MINITA V. CHICO-NAZARIO**
Associate Justice
Acting Chairperson, Third Division

C E R T I F I C A T I O N

Pursuant to Section 13, Article VIII of the Constitution, and the Division Chairperson’s Attestation, it is hereby certified that the conclusions in the above Decision were reached in consultation before the case was assigned to the writer of the opinion of the Court’s Division.

REYNATO S. PUNO
Chief Justice


Footnotes

* Per Special Order No. 679 dated 3 August 2009, signed by Chief Justice Reynato S. Puno, designating Associate Justice Conchita Carpio Morales to replace Associate Justice Consuelo Ynares-Santiago, who is on official leave.

** Per Special Order No. 681 dated 3 August 2009, signed by Chief Justice Reynato S. Puno, designating Associate Justice Minita V. Chico-Nazario as Acting Chairperson to replace Associate Justice Consuelo Ynares-Santiago, who is on official leave.

1 Penned by Associate Justice Ricardo P. Galvez with Associate Justices Gloria C. Paras and B.A. Adefuin-de la Cruz, concurring; rollo, pp. 40-46.

2 Rollo, p. 47.

3 Id. at 59.

4 Id. at 269.

5 Rule 19, Section 1 of the Rules of Court provides:

SECTION 1. Who may intervene.—A person who has a legal interest in the matter in litigation, or in the success of either of the parties, or an interest against both, or is so situated as to be adversely affected by a distribution or other disposition of property in the custody of the court or of an officer thereof may, with leave of court, be allowed to intervene in the action. The court shall consider whether or not the intervention will unduly delay or prejudice the adjudication of the rights of the original parties, and whether or not the intervenor’s rights may be fully protected in a separate proceeding.

6 Coronel v. Desierto, 448 Phil. 894, 902-903 (2003).

7 414 Phil. 311, 323 (2001).

8 492 Phil. 51 (2005).

9 Id. at 55-58.

10 Ruiz, Sr. v. Court of Appeals, supra note 7 at 323-324.

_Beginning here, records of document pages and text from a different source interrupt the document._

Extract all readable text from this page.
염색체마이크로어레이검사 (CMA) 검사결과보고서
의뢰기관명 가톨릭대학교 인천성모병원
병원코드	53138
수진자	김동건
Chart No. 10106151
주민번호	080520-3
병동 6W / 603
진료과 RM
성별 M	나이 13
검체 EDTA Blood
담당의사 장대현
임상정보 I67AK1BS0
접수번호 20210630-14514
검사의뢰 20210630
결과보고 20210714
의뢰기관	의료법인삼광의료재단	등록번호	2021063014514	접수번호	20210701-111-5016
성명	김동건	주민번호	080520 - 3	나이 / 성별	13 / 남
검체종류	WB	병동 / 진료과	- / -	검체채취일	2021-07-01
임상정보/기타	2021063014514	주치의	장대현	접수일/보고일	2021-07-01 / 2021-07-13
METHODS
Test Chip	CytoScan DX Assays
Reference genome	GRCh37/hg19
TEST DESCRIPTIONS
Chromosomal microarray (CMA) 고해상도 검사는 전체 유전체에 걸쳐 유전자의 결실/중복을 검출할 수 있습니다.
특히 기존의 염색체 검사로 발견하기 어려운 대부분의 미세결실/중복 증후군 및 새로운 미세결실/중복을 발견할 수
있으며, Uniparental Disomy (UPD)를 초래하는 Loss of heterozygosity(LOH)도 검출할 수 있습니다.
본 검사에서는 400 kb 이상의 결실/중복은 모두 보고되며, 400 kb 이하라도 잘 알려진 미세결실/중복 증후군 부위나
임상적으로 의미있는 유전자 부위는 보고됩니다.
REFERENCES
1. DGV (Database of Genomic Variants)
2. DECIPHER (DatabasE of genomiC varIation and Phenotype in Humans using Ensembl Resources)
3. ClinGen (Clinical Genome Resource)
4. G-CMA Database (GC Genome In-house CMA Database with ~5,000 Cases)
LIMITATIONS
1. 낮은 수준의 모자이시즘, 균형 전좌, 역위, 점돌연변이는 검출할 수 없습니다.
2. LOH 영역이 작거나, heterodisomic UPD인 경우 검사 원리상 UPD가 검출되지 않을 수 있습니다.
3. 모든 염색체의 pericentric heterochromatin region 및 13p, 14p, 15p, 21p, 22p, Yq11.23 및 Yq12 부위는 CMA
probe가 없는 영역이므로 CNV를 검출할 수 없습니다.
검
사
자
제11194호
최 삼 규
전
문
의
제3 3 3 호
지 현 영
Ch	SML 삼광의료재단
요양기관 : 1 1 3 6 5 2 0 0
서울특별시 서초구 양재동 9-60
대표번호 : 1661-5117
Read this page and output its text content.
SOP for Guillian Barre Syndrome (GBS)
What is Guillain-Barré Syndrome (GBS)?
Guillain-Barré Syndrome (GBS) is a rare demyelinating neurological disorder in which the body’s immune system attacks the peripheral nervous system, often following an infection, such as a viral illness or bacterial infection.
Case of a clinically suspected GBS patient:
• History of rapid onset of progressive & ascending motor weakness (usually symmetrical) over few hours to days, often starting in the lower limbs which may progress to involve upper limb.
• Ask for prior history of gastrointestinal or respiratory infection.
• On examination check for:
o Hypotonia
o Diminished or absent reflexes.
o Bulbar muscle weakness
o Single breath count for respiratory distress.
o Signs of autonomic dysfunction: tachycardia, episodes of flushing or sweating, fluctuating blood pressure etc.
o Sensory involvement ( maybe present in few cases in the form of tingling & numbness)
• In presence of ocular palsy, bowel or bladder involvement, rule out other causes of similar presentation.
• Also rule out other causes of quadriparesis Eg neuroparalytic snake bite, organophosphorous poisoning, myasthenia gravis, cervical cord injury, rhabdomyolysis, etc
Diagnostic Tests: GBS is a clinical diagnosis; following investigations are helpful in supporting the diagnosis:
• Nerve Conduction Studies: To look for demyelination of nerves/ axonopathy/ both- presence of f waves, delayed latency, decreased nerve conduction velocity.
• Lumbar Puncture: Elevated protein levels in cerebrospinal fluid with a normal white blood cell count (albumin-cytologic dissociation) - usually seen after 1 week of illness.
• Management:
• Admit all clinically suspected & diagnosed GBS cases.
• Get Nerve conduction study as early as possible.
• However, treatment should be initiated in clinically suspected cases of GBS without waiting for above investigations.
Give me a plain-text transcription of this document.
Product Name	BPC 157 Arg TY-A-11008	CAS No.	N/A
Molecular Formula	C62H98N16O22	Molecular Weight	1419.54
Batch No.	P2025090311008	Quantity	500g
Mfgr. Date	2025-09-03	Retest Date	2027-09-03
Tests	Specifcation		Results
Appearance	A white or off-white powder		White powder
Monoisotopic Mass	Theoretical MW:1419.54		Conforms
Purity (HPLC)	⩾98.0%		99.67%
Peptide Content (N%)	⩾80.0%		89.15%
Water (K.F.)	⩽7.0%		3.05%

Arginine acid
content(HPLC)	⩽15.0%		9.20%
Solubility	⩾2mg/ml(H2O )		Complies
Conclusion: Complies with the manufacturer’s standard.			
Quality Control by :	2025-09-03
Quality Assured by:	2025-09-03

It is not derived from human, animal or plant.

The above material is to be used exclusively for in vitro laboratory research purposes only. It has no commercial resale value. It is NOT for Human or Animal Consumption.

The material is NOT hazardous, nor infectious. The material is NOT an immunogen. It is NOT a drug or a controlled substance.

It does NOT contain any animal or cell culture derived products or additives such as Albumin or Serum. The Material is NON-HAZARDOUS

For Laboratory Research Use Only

11 SEC. 12. Discharge of attachment upon giving counter-bond.—After a writ of attachment has been enforced, the party whose property has been attached, or the person appearing on his behalf, may move for the discharge of the attachment wholly or in part on the security given. The court shall, after due notice and hearing, order the discharge of the attachment if the movant makes a cash deposit, or files a counter-bond executed to the attaching party with the clerk of the court where the application is made, in an amount equal to that fixed by the court in the order of attachment, exclusive of costs. But if the attachment is sought to be discharged with respect to a particular property, the counter-bond shall be equal to the value of that property as determined by the court. In either case, the cash deposit or the counter-bond shall secure the payment of any judgment that the attaching party may recover in the action. A notice of the deposit shall forthwith be served on the attaching party. Upon the discharge of an attachment in accordance with the provisions of this section, the property attached, or the proceeds of any sale thereof, shall be delivered to the party making the deposit or giving the counter-bond, or to the person appearing on his behalf, the deposit or counter-bond aforesaid standing in place of the property so released. Should such counter-bond for any reason be found to be or become insufficient, and the party furnishing the same fail to file an additional counter-bond, the attaching party may apply for a new order of attachment.